Awareness of the serious negative health implications that result from a failure to address the workplace psychological health of nurses at an organizational level is growing. The creation of psychologically healthy workplaces can help counter outcomes, such as nurse psychological and emotional distress, mental illness, and compromised patient care. Improved workplace psychological health has motivated the development of a national standard targeted at organizational changes intended to create psychologically healthy work environments for Canadian workers.

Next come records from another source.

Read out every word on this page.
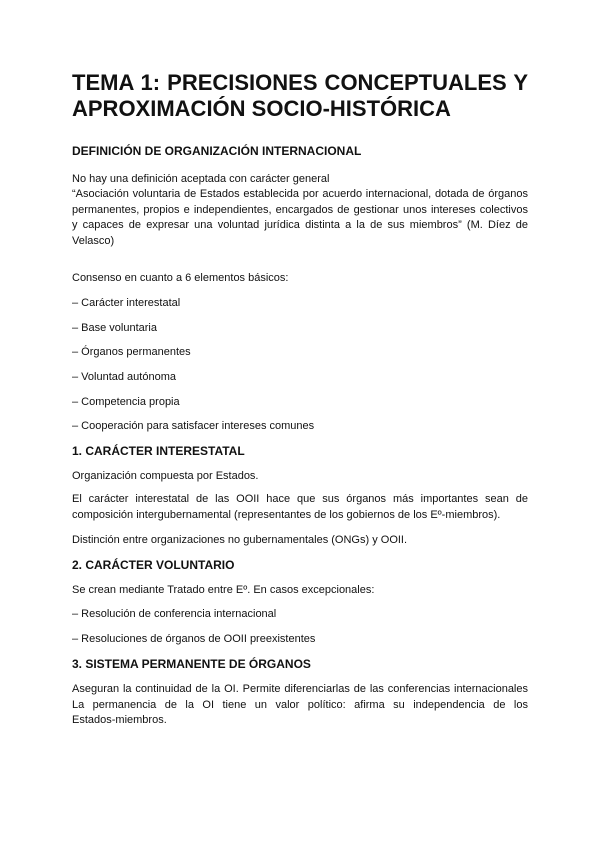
TEMA 1: PRECISIONES CONCEPTUALES Y
APROXIMACIÓN SOCIO-HISTÓRICA
DEFINICIÓN DE ORGANIZACIÓN INTERNACIONAL

No hay una definición aceptada con carácter general

“Asociación voluntaria de Estados establecida por acuerdo internacional, dotada de órganos
permanentes, propios e independientes, encargados de gestionar unos intereses colectivos
y capaces de expresar una voluntad jurídica distinta a la de sus miembros” (M. Díez de
Velasco)

Consenso en cuanto a 6 elementos básicos:

– Carácter interestatal

– Base voluntaria

– Órganos permanentes

– Voluntad autónoma

– Competencia propia

– Cooperación para satisfacer intereses comunes

1. CARÁCTER INTERESTATAL

Organización compuesta por Estados.

El carácter interestatal de las OOII hace que sus órganos más importantes sean de
composición intergubernamental (representantes de los gobiernos de los Eº-miembros).

Distinción entre organizaciones no gubernamentales (ONGs) y OOII.

2. CARÁCTER VOLUNTARIO

Se crean mediante Tratado entre Eº. En casos excepcionales:

– Resolución de conferencia internacional

– Resoluciones de órganos de OOII preexistentes

3. SISTEMA PERMANENTE DE ÓRGANOS

Aseguran la continuidad de la OI. Permite diferenciarlas de las conferencias internacionales
La permanencia de la OI tiene un valor político: afirma su independencia de los
Estados-miembros.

In 2013, the Canadian Standards Association (CSA Group), the Bureau de Normalisation du Québec (BNQ), and the Mental Health Commission of Canada (MHCC) released the National Standard of Canada for Psychological Health and Safety in the Workplace (or, more simply, the National Standard). The National Standard is a set of guidelines intended to help employers promote psychological health and prevent psychological illness and distress among their employees. It provides employers with a framework to develop strategies that enhance psychologically healthy and safe working environments. The National Standard is based on a large body of scientific evidence, which includes thirteen evidence-informed psychosocial factors.[19] It emphasizes that certain psychosocial factors, such as psychological and physical protection, workload management, and organizational psychological support, are key to safeguard the psychological health of the Canadian workforce.

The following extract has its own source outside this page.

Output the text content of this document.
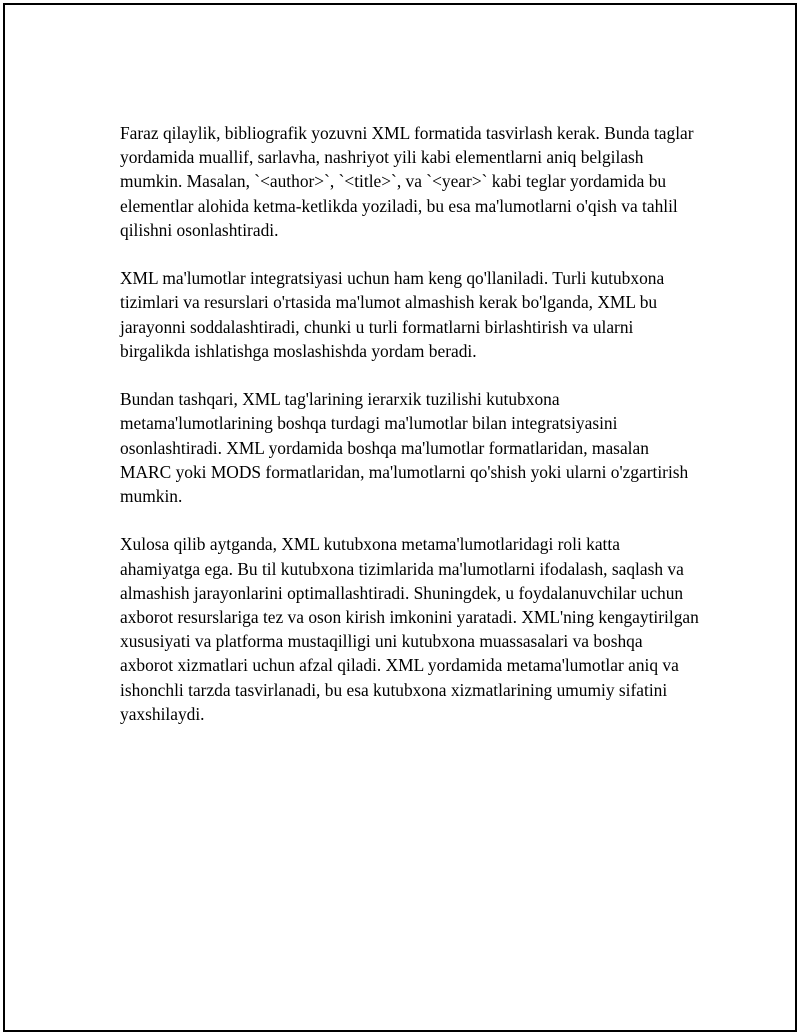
Faraz qilaylik, bibliografik yozuvni XML formatida tasvirlash kerak. Bunda taglar yordamida muallif, sarlavha, nashriyot yili kabi elementlarni aniq belgilash mumkin. Masalan, `<author>`, `<title>`, va `<year>` kabi teglar yordamida bu elementlar alohida ketma-ketlikda yoziladi, bu esa ma'lumotlarni o'qish va tahlil qilishni osonlashtiradi.

XML ma'lumotlar integratsiyasi uchun ham keng qo'llaniladi. Turli kutubxona tizimlari va resurslari o'rtasida ma'lumot almashish kerak bo'lganda, XML bu jarayonni soddalashtiradi, chunki u turli formatlarni birlashtirish va ularni birgalikda ishlatishga moslashishda yordam beradi.

Bundan tashqari, XML tag'larining ierarxik tuzilishi kutubxona metama'lumotlarining boshqa turdagi ma'lumotlar bilan integratsiyasini osonlashtiradi. XML yordamida boshqa ma'lumotlar formatlaridan, masalan MARC yoki MODS formatlaridan, ma'lumotlarni qo'shish yoki ularni o'zgartirish mumkin.

Xulosa qilib aytganda, XML kutubxona metama'lumotlaridagi roli katta ahamiyatga ega. Bu til kutubxona tizimlarida ma'lumotlarni ifodalash, saqlash va almashish jarayonlarini optimallashtiradi. Shuningdek, u foydalanuvchilar uchun axborot resurslariga tez va oson kirish imkonini yaratadi. XML'ning kengaytirilgan xususiyati va platforma mustaqilligi uni kutubxona muassasalari va boshqa axborot xizmatlari uchun afzal qiladi. XML yordamida metama'lumotlar aniq va ishonchli tarzda tasvirlanadi, bu esa kutubxona xizmatlarining umumiy sifatini yaxshilaydi.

It is recognized that the implementation of the National Standard can be a daunting endeavour for healthcare organizations. As such, we recommend three literature-grounded strategies to facilitate this process. First, healthcare organizations should aim to achieve measureable psychological health and safety goals.[20] Objectives should be defined using a collaborative inter-sectorial process, and could include organizational departments such as Workplace Health and Safety and Organizational Development. Furthermore, nurse input is essential in promoting work engagement, which is associated with increased self-efficacy and reduced burnout.[21,22] Second, the implementation of the psychosocial factors should be staged and piloted. Integrating a few high priority psychosocial factors in a staged manner reduces organizational change resistance, promotes change adoption, and identifies initial challenges.[23] Third, strategies and programs aimed to improve workplace psychological health and safety should be evaluated. This will assess whether goal targets are met and identify areas in need of improvement.[20] The Centre for Applied Research and Mental Health and Addiction (CARMHA), based within the Faculty of Health Sciences at Simon Fraser University, is currently involved in research exploring the process of implementation of the National Standards across a variety of Canadian organization. The purpose of this research is to provide insight into current implementation strengths and challenges and the ways in which implementation of the National Standard can be supported in the future.

Adhering to the National Standard can lead to many positive benefits for a workplace environment, including greater job satisfaction, stronger organizational commitment, enhanced teamwork, reduced sick leave, and less turnover.[24] Healthcare organizations, nurses, and patients are stakeholders who all benefit from the promotion of psychological health and the prevention of distress in the workplace. It is important that nurses are able to participate in the discussion of actions that affect their psychological health at work. Healthcare organizations should strive to implement measurable policy objectives to reduce psychological illness related to disabilities, and increase opportunities to promote workplace psychological health and well-being.[1]